The Star-Ledger

Jersey Group Puts A Price On Cost Of Paid Family Leave

The Star-Ledger — Wednesday, December 21, 2005

Star-Ledger Staff

For about $1.35 a week, New Jersey employees could help create the nation's second statewide paid family leave program, say a group of labor, religious and consumer leaders who hope to have the measure introduced by lawmakers early next year.

Modeled after a law that passed in California last year, the proposal would apply to the 2.8 million workers employed by New Jersey companies who already pay into the state's temporary disability insurance fund, said the New Jersey Time to Care coalition during a Trenton news conference yesterday.

Deductions of roughly $1.35 a week paid into the fund would provide workers with two-thirds of their usual wages, with a maximum of $488 a week for 12 weeks a year, said Jon Shure, executive director of New Jersey Policy Perspectives, a Trenton think tank championing the idea.

"The people of this coalition understand the need to end the Catch-22 situation where parents can't take the time they need for their families without the income they need to support them," Shure said. "If ever there was a family values issue, this is it."

Even though the federal family leave law has allowed some 40 million workers to take up to 12 weeks of unpaid leave since it was enacted 15 years ago, the program has had limited appeal and impact, said the Rev. Reginald Jackson, executive director of the Black Ministers Council of New Jersey.

"Many do not take advantage of the unpaid family leave program because they cannot afford to take it. What looks like a benefit really is no benefit at all."

California's paid leave law is suffering from the same affordability problem, according to a recent study, but it offers workers just 55 percent of their weekly income. The Berger Institute for Work, Family and Children at Claremont McKenna College in California found 95 percent of caregivers surveyed said they would not participate because they didn't think they could survive on that.

The California program did benefit 138,000 workers – 88 percent were parents with a new child – by paying out $300 million between July 2004 and June 2005, according to the Berger study, released last month.

A spokesman for Gov.-elect Jon Corzine declined to commit to anything until he takes office.

"Family leave and the ability to care for loved ones during times of sickness is a critical issue to New Jersey's families.
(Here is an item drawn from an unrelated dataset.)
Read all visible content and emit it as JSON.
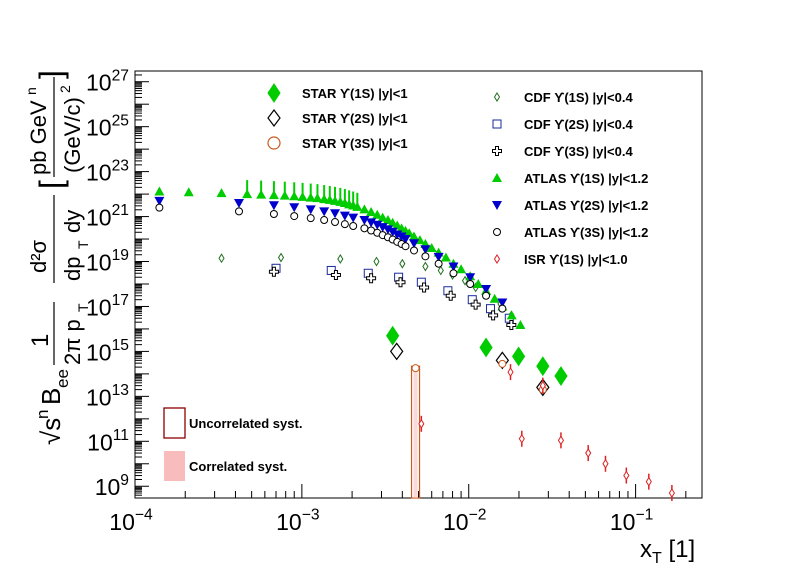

This is certainly an issue the transition team will examine closely," said Andrew Poag, Corzine's spokesman, who acknowledged that as a U.S. senator "he has been supportive of similar measures."

The New Jersey Business and Industry Association, which represents 23,000 business owners, plans to oppose the bill, said John Rogers, association vice president for human resource issues.

Although the proposal doesn't ask companies to contribute to the fund, it would affect them financially because more people would take leaves and businesses would struggle to temporarily fill their jobs, Rogers said.

"They're struggling with the cost of health insurance and you're asking them to come up with a paid leave program," Rogers said. "Hiring a temporary worker for up to 12 weeks – that will cost employers. And that is if you could find skilled workers."